The Vietnamese presidents' letter, written on Aug 29 three days after the passage of the law, expressed fear that some articles of the law would affect ethnic Vietnamese legitimately living in Cambodia.

Earlier UN spokesmen have suggested the law could be used to deport hundreds of thousands of ethnic Vietnamese living in Cambodia, and that human rights abuses and ethnic cleansing could occur.

The National Assembly appears likely to ignore the Vietnamese presidents' request. Parliamentary member Ahmad Yahya said: "The law has already been adopted by the parliament ... we can not revise [it]."

Yahya is the chairman of the Parliamentary Committee of Public works, Transportation, Tele-communications and Post, and also the chairman of the Committee of Commerce, Industry and Energy.

He said when the Ministry of Interior implemented the law it would affect the majority of ethnic Vietnamese living illegally in Cambodia.

Yahya said the parliament would not amend any articles of the law. But Chea Sim has written a letter to acting assembly chairman Loy Sim Chheang to convene members of the permanent committee of the parliament to discuss the Vietnamese president's request.

The immigration law, which has been rushed to the National Assembly in great urgency, was passed by a vote of 97 to 1 after five days of debate which saw only minor amendments made to the draft.

After the passage of the law on Aug 26 Finance Minister Sam Rainsy in an interview with the Post said: "I am very happy because this law is necessary to control the flow of illegal immigrants into our country."

He added that the passing of the law was a great success which would help bring law and order to the country.

"Our people have been waiting for this law for a long time to be finally adopted. [The law] has not been aimed at a majority of ethnic Vietnamese living in Cambodia but was passed to protect our national interests and our national identity.. ."

He said that it is still unclear how many ethnic Vietnamese remain in Cambodia. Earlier Co- ministers of the Interior Sar Kheng and You Hockry told the Assembly that 17,000 families consisting of 100,000 ethnic Vietnamese resided in the country.

Rainsy said: "I do not deny this figure... but I believe the number will be higher if we go to ask our people in the provinces."

He explained that in the 1960s there were 450,000 ethnic Vietnamese in Cambodia and thousands of them were killed in bloody programs under the Lon Nol government and Khmer Rouge regime in the 1970s.

Rainsy said after the Vietnamese invasion in 1979 many ethnic Vietnamese flowed easily and illegally into the country and purchased Cambodian ID cards for $30 from the former SOC regime.

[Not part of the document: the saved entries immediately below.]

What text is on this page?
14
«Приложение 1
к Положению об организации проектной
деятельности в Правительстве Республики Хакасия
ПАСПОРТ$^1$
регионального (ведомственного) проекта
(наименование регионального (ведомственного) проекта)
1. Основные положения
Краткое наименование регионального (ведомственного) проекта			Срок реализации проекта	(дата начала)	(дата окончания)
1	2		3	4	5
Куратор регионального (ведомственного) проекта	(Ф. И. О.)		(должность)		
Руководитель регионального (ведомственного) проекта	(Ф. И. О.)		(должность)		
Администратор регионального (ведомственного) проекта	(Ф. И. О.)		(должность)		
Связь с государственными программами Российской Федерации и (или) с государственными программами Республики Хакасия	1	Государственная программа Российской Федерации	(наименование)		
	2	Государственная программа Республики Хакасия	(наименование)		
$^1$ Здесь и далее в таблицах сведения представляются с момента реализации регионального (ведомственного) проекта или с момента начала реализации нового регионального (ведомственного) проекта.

Rainsy quoted Sar Kheng as saying the ID cards the SOC regime provided to the Vietnamese were not national identity cards. "It's just a card to identify a person as living in Cambodia ... not to identify a person as having Cambodian nationality," Rainsy said.

He added: "Those people [who bought the ID cards] will face control and will [have to] register again.... I think this law could solve the problem of ethnic Vietnamese living in Cambodia."

Rainsy later said the Vietnamese people in the past flowed easily into the country and when the law came into affect it would make it more difficult for such illegal entry to occur.

He said: "I believe the Royal Government and our Khmer people will use the law to stem the influx of Vietnamese."

Co-Minister of the Interior You Hockry said the law was not only aimed at the ethnic Vietnamese but any foreigners who enter or stay in the country illegally.

He said: "When we implement the law, we don't say this is a Vietnamese, that is a Chinese, French or Thai... this law will affect any foreigners [who] get into the country illegally."

He indicated that 60,000 ethnic Chinese live in Cambodia and the law was also aimed at controlling them. "We will register any foreigners," he said.

Human rights activists have warned that the law was specifically drafted by the Royal Government to deport thousands of ethnic Vietnamese who have lived for a long time in Cambodia.